As we move into the season of Lent, some thoughts from Bishop Barron:
The holy season of Lent arises from Jesus’ forty days in the desert. The number forty — a classical biblical number, from the flood lasting forty days and forty nights to the Israelites wandering in the desert for forty years — signals the mystical and religious purpose of this enterprise. The Lord, who enters fully into our human condition without becoming a sinner, nonetheless wrestles with all the temptations that we wrestle with. He is “the one who in every respect has been tested as we are, yet without sin” (Heb. 4:15). Very early on in the life of the Church, Christians recognized that if the Lord went into the desert, then we ought to go into the desert too; we, too, need to fast and to face down our demons. Thus, Lent is fundamentally an imitatio Christi ( imitation of Christ).

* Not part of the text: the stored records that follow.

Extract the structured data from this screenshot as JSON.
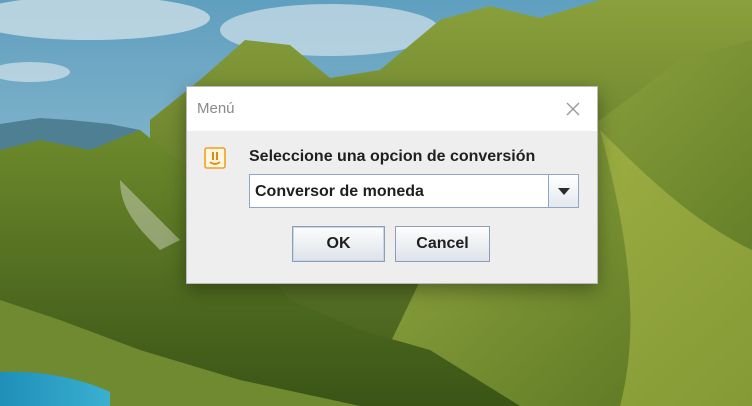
{
  "dialog": {
    "title": "Menú",
    "close_icon": "close-icon",
    "message_icon": "info-icon",
    "prompt": "Seleccione una opcion de conversión",
    "select": {
      "selected": "Conversor de moneda",
      "arrow_icon": "triangle-down-icon"
    },
    "buttons": {
      "ok": "OK",
      "cancel": "Cancel"
    }
  },
  "colors": {
    "dialog_background": "#eeeeee",
    "titlebar_background": "#ffffff",
    "title_text": "#8a8a8a",
    "combo_border": "#8fa6c4",
    "icon_accent": "#f0a020"
  }
}
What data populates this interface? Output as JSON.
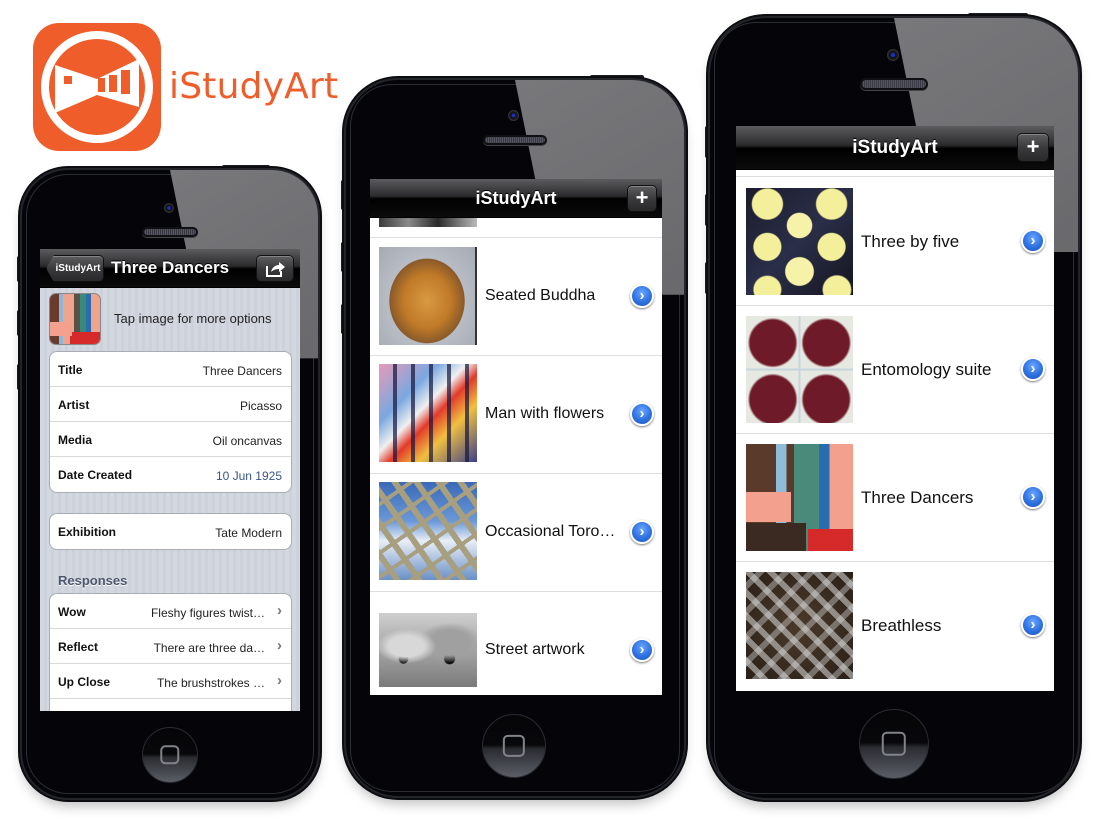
{
  "brand": {
    "name": "iStudyArt",
    "color": "#ef5d2b",
    "icon": "istudyart-logo-icon"
  },
  "phone_left": {
    "navbar": {
      "back_label": "iStudyArt",
      "title": "Three Dancers",
      "share_icon": "share-icon"
    },
    "header": {
      "thumbnail": "three-dancers-thumbnail",
      "hint": "Tap image for more options"
    },
    "details": [
      {
        "label": "Title",
        "value": "Three Dancers"
      },
      {
        "label": "Artist",
        "value": "Picasso"
      },
      {
        "label": "Media",
        "value": "Oil oncanvas"
      },
      {
        "label": "Date Created",
        "value": "10 Jun 1925"
      }
    ],
    "exhibition": {
      "label": "Exhibition",
      "value": "Tate Modern"
    },
    "responses_header": "Responses",
    "responses": [
      {
        "label": "Wow",
        "value": "Fleshy figures twist…"
      },
      {
        "label": "Reflect",
        "value": "There are three da…"
      },
      {
        "label": "Up Close",
        "value": "The brushstrokes …"
      }
    ],
    "accent_date_color": "#3a5688"
  },
  "phone_middle": {
    "navbar": {
      "title": "iStudyArt",
      "add_label": "+"
    },
    "items": [
      {
        "title": "Seated Buddha",
        "thumb": "seated-buddha"
      },
      {
        "title": "Man with flowers",
        "thumb": "man-with-flowers"
      },
      {
        "title": "Occasional Toro…",
        "thumb": "occasional-toro"
      },
      {
        "title": "Street artwork",
        "thumb": "street-artwork"
      }
    ]
  },
  "phone_right": {
    "navbar": {
      "title": "iStudyArt",
      "add_label": "+"
    },
    "items": [
      {
        "title": "Three by five",
        "thumb": "three-by-five"
      },
      {
        "title": "Entomology suite",
        "thumb": "entomology-suite"
      },
      {
        "title": "Three Dancers",
        "thumb": "three-dancers"
      },
      {
        "title": "Breathless",
        "thumb": "breathless"
      }
    ]
  },
  "disclosure_symbol": "›",
  "chevron_symbol": "›"
}
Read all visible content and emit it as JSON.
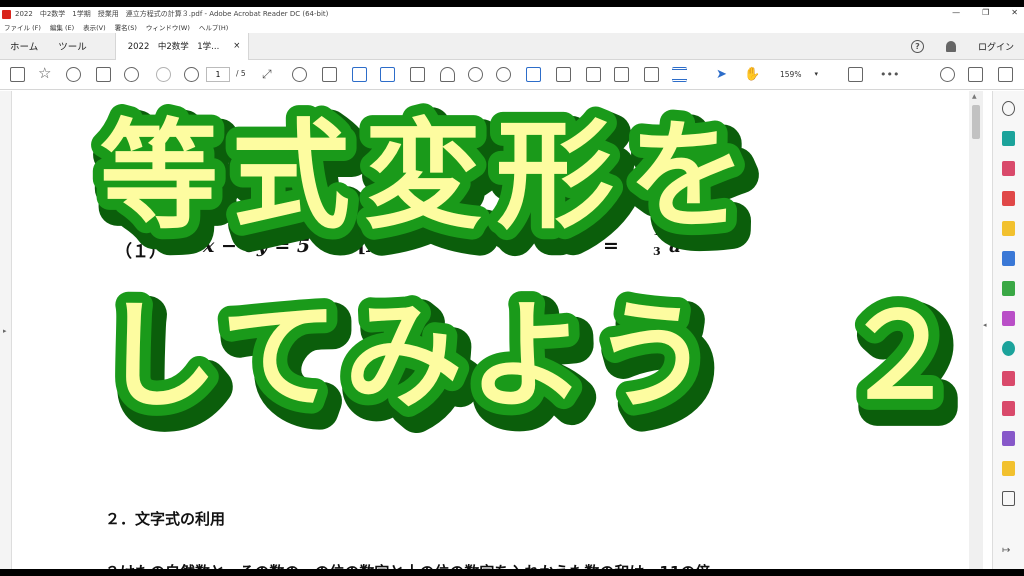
{
  "window": {
    "title": "2022　中2数学　1学期　授業用　連立方程式の計算３.pdf - Adobe Acrobat Reader DC (64-bit)",
    "minimize": "—",
    "restore": "❐",
    "close": "✕"
  },
  "menu": [
    "ファイル (F)",
    "編集 (E)",
    "表示(V)",
    "署名(S)",
    "ウィンドウ(W)",
    "ヘルプ(H)"
  ],
  "tabs": {
    "home": "ホーム",
    "tools": "ツール",
    "document": "2022　中2数学　1学...",
    "close": "×",
    "login": "ログイン",
    "help": "?"
  },
  "toolbar": {
    "page_current": "1",
    "page_total": "/ 5",
    "zoom": "159%"
  },
  "document": {
    "problem_1": "（１）",
    "problem_1_expr": "x − 6y = 5",
    "problem_1_var": "[x]",
    "problem_2_expr": "= ",
    "problem_2_fraction_num": "1",
    "problem_2_fraction_den": "3",
    "problem_2_var": "a",
    "section_2": "２．文字式の利用",
    "bottom_line": "２けたの自然数と、その数の一の位の数字と十の位の数字を入れかえた数の和は、11の倍"
  },
  "overlay": {
    "line1": "等式変形を",
    "line2": "してみよう　２",
    "fill": "#fdfca0",
    "stroke_inner": "#1a9a1a",
    "stroke_outer": "#0b5e0b"
  }
}
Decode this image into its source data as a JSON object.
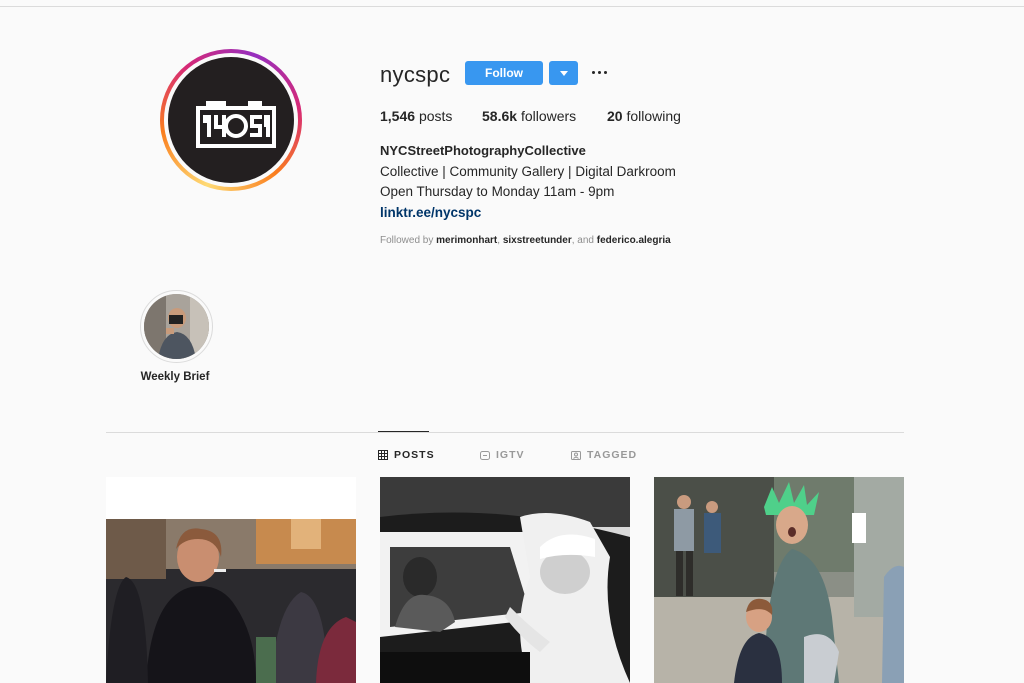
{
  "profile": {
    "username": "nycspc",
    "follow_label": "Follow",
    "stats": {
      "posts_count": "1,546",
      "posts_label": "posts",
      "followers_count": "58.6k",
      "followers_label": "followers",
      "following_count": "20",
      "following_label": "following"
    },
    "bio": {
      "name": "NYCStreetPhotographyCollective",
      "line1": "Collective | Community Gallery | Digital Darkroom",
      "line2": "Open Thursday to Monday 11am - 9pm",
      "link": "linktr.ee/nycspc"
    },
    "followed_by": {
      "prefix": "Followed by",
      "user1": "merimonhart",
      "sep": ",",
      "user2": "sixstreetunder",
      "and": ", and",
      "user3": "federico.alegria"
    },
    "logo_text": "NYCSPC"
  },
  "highlights": [
    {
      "label": "Weekly Brief"
    }
  ],
  "tabs": [
    {
      "label": "POSTS",
      "icon": "grid-icon",
      "active": true
    },
    {
      "label": "IGTV",
      "icon": "igtv-icon",
      "active": false
    },
    {
      "label": "TAGGED",
      "icon": "tagged-icon",
      "active": false
    }
  ],
  "colors": {
    "accent": "#3897f0",
    "link": "#003569",
    "text": "#262626",
    "muted": "#8e8e8e"
  }
}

The desert is a place of simplicity and poverty, a place where illusions die, where reality is faced honestly and without compromise. But the desert also symbolizes the spiritual space of sin. Sin creates a desert experience. This is part of why so many of the great heroes of Israel — Abraham, Isaac, Jacob, Moses, the prophets —- have to spend time in the desert: they have to get in touch with their own sinfulness, to purge away what needs purging.
In this season of Lent, we get in touch with our own sin, with what has produced a desert in us. We don’t cover it up, make excuses for it, or dull our sensitivity to it; rather, following Jesus, we face down our own fears and temptations in the desert.